Для того, чтобы иметь полное представление о районе, я на вертолете слетал в район Алихейля, облазил и посмотрел все прилегающие маршруты. Затем на самолете АН-26 слетал в Хост, покружил над горным районом, где будут проходить основные боевые действия, и провел консультации с местными жителями и афганским командованием в Хосте о погоде в феврале — марте в районе Алихейля, Хоста, Джавары. Все говорило не в пользу проведения этой операции. Учитывая такую ситуацию, я в общих чертах высказал свои сомнения и тревогу Григорию Ивановичу Салманову, однако он был настроен оптимистически. Тогда я позвонил Сергею Федоровичу Ахромееву:

— Изучив всю обстановку по предстоящей операции в районе Хоста, считаю, что ее надо перенести на полтора-два месяца позже и провести в конце апреля или в мае.

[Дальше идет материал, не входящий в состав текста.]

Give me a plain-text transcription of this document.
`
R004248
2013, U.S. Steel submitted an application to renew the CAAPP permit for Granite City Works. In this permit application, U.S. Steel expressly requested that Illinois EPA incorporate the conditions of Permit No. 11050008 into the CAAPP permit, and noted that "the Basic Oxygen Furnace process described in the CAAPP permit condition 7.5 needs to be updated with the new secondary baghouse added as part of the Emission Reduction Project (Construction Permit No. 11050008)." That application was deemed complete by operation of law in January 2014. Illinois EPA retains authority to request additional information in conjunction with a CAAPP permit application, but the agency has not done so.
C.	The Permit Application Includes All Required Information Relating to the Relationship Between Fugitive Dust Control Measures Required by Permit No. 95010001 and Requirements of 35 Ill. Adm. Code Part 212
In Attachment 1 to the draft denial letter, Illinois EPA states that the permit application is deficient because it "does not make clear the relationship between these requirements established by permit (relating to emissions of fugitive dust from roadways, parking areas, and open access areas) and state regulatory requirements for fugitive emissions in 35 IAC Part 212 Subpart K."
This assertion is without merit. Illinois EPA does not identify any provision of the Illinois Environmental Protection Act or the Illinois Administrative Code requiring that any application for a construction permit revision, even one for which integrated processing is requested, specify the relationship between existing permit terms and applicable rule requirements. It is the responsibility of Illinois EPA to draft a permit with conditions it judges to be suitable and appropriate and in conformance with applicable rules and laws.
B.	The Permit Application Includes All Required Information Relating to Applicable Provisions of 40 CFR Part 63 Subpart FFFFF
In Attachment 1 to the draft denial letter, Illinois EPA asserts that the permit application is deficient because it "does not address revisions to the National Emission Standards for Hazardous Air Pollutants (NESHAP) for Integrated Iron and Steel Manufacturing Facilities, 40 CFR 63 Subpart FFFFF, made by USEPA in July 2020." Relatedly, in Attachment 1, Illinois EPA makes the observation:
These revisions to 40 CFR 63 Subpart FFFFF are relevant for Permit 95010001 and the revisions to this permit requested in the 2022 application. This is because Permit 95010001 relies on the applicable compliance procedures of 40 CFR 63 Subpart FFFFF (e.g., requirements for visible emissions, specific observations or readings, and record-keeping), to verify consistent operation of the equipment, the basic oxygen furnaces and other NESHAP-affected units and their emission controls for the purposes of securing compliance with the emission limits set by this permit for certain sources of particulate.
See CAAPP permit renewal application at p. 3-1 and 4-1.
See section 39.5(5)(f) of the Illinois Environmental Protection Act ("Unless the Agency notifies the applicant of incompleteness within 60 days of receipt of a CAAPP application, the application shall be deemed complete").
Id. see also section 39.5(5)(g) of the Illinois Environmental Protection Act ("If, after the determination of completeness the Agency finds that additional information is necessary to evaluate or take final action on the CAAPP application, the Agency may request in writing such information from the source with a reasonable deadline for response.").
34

— Вы с Салмановым на эту тему говорили?

— Не только говорил, но и приводил доводы.

— Какие именно?

— Во-первых, здесь в феврале и марте идут дожди со снегом, часто бывают туманы; во-вторых, холодная, мокрая погода максимально снижает моральный дух солдат афганской армии; в-третьих, дороги здесь не просто грунтовые, а очень скверные, в непогоду ими вообще пользоваться нельзя; в-четвертых, коль маршрут проходит поблизости от государственной границы, душманы будут постоянно и непрерывно обстреливать колонны правительственных войск; в-пятых, авиация не сможет поддержать свои войска в связи с непогодой; в-шестых, эвакуация раненых и больных, а также подвоз необходимых запасов будут крайне ограничены. Все это я рассказал Салманову, но Григорий Иванович настроен операцию проводить. Он сказал, что «машина» уже запущена. Хотя я лично считаю, что даже если что-то уже и двигается, надо срочно остановить и переоценить обстановку.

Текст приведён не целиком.